What that means is that there exists $x_0 \in A$ such that $\alpha - \delta < x_0$.
Finally, since $x_0 \in A$, we must have that $x_0 \le \alpha$.
However, he has given a strict inequality, so you should be able to argue that you can actually choose $x_0 \neq \alpha$. (For this, you would need more properties about $A$. It will not just follow from the definition of least upper bound.)
Showing that $x_0 \neq\alpha$:
We do this by showing that $\alpha\notin A$. (Since we already know that $x_0 \in A$, this would give us that $x_0 \neq \alpha$.)
To see this, suppose that $\alpha \in A$. In this case, we have that $f$ is negative on $[a, \alpha]$. Moreover, by Theorem 6-3 (as quoted in the question), we see that there exists $\delta > 0$ such that $$f(x) < 0\quad\text{for all } \alpha - \delta < x < \alpha + \delta.$$ Moreover, since $\alpha < b$, we can choose $\delta$ small enough such that $\alpha + \delta < b$.

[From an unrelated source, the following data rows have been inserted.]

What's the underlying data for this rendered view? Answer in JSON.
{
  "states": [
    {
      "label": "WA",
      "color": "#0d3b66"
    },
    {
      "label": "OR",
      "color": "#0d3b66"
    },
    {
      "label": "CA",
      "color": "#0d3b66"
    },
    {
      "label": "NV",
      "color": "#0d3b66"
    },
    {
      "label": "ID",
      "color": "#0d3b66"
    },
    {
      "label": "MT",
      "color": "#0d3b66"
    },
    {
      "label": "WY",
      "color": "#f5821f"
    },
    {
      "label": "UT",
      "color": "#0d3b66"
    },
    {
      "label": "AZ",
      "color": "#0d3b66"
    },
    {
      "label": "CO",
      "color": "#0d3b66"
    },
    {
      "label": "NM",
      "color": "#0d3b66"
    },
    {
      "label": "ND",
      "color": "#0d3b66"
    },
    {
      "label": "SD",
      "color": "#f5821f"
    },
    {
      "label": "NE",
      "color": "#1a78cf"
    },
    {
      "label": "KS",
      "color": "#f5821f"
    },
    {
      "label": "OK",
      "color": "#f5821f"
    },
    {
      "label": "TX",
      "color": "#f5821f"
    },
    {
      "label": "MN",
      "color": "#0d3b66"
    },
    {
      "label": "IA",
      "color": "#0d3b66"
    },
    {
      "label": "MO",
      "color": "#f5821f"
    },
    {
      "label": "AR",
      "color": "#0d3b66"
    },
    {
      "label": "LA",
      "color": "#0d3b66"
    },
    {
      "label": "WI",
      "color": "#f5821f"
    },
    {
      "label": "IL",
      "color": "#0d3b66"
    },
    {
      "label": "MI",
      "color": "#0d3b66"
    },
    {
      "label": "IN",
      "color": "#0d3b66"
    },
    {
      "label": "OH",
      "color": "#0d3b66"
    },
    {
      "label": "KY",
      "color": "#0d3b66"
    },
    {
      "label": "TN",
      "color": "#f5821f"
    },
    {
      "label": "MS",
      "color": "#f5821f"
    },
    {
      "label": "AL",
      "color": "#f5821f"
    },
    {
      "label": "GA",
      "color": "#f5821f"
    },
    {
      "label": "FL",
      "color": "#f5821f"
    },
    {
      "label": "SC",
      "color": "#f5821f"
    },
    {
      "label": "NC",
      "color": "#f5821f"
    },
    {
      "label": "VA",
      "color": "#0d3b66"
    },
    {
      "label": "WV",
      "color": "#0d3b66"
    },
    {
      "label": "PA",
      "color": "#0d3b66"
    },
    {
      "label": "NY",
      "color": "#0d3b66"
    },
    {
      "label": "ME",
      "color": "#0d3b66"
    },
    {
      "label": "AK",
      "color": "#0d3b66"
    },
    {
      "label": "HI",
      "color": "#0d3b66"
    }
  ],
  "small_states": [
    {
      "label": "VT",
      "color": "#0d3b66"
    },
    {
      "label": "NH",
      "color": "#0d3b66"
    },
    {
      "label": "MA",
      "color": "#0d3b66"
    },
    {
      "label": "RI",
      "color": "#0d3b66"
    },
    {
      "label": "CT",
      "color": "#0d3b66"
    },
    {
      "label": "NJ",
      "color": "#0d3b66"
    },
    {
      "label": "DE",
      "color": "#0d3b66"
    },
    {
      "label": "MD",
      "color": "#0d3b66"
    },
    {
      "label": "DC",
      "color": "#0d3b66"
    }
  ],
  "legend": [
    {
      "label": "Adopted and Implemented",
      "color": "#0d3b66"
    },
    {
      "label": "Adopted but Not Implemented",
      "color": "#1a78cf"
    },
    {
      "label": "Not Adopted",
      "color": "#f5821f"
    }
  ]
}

In particular, we have that $f(x) < 0$ for all $x \in \left[\alpha, \alpha + \frac{1}{2}\delta\right]$. Since $f$ is already negative on $[a, \alpha]$ (by assumption), we now see that $$f(x) < 0 \text{ for all } x \in \left[a, \alpha+\frac{1}{2}\delta\right].$$ Since $\alpha+\frac{1}{2}\delta < b$, we see that $\alpha+\frac{1}{2}\delta \in A$.
This contradicts that $\alpha$ is an upper bound since $\alpha < \alpha+\frac{1}{2}\delta$.